Patients with PDV may be accompanied by other deformities . In this study, 78% (7/9) of the cases were combined with other malformations involved multiple systems, including congenital heart disease (CHD), vascular abnormalities, genital deformity and schizencephaly. The most common coexistent malformations were CHD and vascular abnormalities, with 5 and 6 cases respectively in this study. Of the 5 cases combined CHD, 4 cases were from the younger age group(16d-1.6y).The most common types of CHD associated with PDV were ASD and PDA. There is a recognized association between extrahepatic shunts and CHD . We believed that PDV is also associated with CHD. A review of the literatures showed that up to 25% of patients with PDV had CHD. All of the cases in this study had dilation of the right atrium and right ventricle, so we speculated that PDV increased the blood volume returning to right heart, increased the pressure of right heart and pulmonary artery, thereby delayed or impeded the closure of ASD and PDA.

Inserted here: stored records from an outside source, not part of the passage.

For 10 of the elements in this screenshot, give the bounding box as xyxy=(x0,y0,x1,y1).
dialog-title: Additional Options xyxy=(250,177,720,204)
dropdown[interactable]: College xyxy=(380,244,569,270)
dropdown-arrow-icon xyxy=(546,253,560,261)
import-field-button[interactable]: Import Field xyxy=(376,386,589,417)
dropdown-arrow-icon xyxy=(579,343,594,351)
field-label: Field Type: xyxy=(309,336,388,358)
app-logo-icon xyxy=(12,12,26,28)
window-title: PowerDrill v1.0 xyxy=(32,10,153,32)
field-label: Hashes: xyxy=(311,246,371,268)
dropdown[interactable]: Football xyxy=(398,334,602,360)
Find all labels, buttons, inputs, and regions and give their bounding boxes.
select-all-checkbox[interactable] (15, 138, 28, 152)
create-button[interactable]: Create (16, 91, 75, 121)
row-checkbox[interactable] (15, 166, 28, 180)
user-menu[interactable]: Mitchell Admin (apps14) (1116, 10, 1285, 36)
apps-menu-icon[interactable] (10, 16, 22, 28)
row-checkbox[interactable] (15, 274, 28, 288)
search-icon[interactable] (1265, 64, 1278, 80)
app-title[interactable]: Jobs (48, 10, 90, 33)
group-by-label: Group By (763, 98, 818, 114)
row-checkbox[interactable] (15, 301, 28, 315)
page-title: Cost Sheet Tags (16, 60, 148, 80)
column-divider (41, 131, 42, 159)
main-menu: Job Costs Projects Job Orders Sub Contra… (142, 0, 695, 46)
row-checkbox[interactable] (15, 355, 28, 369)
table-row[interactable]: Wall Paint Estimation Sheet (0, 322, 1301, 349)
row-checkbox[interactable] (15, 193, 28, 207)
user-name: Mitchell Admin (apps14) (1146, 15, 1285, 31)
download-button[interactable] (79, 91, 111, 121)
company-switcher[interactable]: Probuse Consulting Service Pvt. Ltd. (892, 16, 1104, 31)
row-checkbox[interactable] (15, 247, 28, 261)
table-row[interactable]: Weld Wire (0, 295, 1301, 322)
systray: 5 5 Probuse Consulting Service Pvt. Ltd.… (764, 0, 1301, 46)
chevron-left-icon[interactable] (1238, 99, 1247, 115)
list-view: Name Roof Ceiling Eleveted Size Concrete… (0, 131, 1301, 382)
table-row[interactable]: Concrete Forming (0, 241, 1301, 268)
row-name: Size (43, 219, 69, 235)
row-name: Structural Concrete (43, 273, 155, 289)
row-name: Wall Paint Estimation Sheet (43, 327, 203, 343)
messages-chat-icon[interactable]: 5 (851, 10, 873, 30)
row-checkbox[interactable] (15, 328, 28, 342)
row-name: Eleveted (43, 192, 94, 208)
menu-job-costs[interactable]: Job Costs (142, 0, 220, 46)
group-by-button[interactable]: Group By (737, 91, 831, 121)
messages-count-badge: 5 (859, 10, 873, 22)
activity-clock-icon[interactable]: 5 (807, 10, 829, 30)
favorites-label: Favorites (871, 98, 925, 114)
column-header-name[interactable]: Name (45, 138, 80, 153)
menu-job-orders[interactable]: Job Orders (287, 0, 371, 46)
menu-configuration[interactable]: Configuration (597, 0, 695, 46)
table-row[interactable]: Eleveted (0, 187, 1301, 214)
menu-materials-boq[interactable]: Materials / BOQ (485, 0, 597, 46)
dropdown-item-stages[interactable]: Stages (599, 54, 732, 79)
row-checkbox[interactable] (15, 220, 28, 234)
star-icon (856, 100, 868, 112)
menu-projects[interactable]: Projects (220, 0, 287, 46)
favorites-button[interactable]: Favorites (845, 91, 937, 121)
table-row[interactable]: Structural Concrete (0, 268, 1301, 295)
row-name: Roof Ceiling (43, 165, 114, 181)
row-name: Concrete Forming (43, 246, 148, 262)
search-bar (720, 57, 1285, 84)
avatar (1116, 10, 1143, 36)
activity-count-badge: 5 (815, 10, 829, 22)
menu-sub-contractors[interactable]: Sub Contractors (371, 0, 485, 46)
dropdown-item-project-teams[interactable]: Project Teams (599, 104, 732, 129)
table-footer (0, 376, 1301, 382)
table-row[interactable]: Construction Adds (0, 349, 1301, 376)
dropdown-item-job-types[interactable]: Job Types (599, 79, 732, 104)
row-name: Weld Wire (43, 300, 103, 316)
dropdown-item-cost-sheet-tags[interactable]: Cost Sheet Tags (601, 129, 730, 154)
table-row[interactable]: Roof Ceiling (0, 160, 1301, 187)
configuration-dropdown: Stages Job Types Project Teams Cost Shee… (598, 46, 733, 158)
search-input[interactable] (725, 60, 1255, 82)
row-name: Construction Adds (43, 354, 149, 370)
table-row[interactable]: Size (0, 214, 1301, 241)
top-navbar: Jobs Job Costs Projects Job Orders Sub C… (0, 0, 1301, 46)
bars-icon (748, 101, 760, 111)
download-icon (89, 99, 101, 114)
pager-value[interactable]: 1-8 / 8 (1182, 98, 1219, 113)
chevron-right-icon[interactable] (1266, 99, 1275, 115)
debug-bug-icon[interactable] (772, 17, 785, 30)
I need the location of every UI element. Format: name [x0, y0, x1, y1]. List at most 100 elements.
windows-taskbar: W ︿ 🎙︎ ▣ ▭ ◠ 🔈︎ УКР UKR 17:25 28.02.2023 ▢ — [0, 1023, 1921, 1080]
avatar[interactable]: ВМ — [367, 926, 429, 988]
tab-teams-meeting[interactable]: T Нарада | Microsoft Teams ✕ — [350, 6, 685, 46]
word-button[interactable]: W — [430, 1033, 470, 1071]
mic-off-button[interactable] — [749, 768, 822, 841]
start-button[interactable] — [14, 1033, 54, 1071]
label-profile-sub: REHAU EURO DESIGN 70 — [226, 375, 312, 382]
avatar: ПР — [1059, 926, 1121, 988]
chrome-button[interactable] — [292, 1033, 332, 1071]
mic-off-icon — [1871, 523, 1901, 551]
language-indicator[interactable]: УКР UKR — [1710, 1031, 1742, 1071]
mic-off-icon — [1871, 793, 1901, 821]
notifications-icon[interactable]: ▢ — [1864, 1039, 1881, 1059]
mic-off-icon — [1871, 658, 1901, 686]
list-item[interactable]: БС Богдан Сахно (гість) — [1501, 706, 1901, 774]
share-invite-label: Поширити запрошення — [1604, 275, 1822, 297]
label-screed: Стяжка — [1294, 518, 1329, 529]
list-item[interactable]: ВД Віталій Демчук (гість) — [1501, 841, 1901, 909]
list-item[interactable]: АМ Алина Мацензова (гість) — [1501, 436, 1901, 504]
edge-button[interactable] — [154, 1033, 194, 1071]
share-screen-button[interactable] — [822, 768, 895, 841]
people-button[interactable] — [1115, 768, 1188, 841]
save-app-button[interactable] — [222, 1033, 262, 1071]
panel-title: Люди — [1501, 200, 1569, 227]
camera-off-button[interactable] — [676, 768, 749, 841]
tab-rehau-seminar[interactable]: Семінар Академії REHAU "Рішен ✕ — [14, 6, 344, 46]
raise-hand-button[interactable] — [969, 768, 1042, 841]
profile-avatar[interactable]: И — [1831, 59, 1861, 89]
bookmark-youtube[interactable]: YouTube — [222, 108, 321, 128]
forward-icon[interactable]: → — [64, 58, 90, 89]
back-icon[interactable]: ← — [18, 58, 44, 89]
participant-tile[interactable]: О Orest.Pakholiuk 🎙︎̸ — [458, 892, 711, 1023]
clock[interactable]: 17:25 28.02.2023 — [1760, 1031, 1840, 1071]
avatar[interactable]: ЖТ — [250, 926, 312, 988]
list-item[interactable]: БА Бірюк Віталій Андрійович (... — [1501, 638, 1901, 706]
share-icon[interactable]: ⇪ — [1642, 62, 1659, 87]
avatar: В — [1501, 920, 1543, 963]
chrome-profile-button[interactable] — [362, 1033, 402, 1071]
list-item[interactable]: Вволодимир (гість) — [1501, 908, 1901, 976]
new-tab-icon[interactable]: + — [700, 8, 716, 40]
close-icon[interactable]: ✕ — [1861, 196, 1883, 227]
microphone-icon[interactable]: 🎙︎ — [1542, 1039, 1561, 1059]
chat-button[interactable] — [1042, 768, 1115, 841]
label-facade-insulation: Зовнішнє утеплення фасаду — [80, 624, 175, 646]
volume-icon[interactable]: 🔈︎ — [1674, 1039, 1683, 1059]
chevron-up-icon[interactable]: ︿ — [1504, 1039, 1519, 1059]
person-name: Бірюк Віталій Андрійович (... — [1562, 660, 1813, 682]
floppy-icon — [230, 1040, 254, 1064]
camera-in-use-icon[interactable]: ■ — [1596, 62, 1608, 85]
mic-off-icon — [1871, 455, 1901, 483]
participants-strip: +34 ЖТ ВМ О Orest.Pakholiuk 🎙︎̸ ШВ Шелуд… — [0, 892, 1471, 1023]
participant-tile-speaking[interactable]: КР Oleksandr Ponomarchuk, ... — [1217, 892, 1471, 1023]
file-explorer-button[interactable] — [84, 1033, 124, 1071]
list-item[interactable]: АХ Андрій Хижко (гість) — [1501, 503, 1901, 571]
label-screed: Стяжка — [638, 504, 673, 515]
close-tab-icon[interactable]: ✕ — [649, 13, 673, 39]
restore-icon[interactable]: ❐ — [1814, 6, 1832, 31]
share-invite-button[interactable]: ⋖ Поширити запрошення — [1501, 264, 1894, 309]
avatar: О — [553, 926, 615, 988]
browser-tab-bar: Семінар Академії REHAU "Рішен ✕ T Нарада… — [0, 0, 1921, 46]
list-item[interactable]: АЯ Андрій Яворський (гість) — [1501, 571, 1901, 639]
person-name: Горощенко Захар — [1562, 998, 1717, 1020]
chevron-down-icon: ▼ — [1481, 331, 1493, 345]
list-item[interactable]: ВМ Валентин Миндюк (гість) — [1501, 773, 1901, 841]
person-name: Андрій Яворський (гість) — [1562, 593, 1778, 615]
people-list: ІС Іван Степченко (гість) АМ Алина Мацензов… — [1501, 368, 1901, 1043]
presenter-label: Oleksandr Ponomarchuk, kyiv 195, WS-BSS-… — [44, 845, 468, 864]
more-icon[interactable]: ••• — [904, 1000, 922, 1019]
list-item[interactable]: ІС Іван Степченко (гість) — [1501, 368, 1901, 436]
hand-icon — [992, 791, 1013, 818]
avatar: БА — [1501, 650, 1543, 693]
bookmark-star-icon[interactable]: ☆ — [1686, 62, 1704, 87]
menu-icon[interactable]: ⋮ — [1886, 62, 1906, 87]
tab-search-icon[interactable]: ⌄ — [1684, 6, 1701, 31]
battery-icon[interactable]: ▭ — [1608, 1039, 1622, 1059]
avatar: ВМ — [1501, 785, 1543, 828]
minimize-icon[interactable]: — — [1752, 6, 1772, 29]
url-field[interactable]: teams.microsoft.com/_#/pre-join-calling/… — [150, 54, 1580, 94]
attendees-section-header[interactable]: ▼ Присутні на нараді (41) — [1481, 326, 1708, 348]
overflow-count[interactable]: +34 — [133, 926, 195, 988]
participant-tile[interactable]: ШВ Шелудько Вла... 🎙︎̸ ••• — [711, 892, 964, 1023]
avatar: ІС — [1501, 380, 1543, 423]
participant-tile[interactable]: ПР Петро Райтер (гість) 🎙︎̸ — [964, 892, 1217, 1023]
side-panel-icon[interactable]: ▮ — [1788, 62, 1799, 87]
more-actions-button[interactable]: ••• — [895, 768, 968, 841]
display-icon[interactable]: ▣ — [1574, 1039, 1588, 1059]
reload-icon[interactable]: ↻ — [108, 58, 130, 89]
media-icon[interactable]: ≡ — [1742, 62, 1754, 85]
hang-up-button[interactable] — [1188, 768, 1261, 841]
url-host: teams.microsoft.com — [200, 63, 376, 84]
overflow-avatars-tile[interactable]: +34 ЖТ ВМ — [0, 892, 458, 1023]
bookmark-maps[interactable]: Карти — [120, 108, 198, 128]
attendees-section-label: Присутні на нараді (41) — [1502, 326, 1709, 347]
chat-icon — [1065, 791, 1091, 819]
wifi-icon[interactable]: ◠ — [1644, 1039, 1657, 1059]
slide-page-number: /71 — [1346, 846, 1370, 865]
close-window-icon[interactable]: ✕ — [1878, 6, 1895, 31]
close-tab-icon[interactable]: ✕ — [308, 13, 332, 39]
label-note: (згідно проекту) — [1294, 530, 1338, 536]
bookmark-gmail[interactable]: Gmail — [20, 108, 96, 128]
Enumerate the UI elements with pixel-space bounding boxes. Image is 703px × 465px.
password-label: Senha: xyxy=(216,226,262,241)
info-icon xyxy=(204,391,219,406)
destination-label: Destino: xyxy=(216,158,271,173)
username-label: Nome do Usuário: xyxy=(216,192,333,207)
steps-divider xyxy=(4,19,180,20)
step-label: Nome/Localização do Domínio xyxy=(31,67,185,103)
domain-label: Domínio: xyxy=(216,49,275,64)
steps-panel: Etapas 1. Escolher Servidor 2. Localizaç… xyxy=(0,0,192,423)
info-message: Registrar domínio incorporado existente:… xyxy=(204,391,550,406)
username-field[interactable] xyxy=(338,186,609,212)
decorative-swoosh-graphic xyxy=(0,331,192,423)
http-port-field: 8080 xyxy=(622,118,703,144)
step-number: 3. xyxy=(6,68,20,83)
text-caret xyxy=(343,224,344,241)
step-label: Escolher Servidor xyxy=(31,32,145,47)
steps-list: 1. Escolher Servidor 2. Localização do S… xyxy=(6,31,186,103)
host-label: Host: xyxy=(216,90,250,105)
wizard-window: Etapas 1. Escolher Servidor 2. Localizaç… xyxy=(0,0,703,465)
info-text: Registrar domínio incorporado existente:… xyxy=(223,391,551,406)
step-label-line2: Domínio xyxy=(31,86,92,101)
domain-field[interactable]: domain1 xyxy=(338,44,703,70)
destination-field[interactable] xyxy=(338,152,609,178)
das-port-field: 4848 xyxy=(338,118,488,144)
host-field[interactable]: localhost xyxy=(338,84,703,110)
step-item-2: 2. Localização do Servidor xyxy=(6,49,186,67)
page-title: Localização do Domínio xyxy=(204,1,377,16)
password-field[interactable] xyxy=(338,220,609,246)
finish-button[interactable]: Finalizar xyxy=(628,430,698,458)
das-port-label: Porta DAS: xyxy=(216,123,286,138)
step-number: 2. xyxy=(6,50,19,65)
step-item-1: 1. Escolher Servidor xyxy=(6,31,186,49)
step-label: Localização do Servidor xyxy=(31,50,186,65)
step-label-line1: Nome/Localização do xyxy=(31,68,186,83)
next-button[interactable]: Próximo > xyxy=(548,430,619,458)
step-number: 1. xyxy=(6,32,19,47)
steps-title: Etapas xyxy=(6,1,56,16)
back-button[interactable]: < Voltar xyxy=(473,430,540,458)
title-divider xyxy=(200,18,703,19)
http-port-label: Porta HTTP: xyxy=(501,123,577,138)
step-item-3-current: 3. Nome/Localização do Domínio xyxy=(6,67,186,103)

In conclusion, PDV was a rare vascular malformation that can lead to multi-system lesions. The clinical symptoms, signs and laboratory findings were diverse. The diagnosis of PDV mainly depends on imaging examinations, and it is important to evaluate the secondary imaging changes. Complications and coexistent malformations were common, so we need to prevent omissions during the imaging evaluations.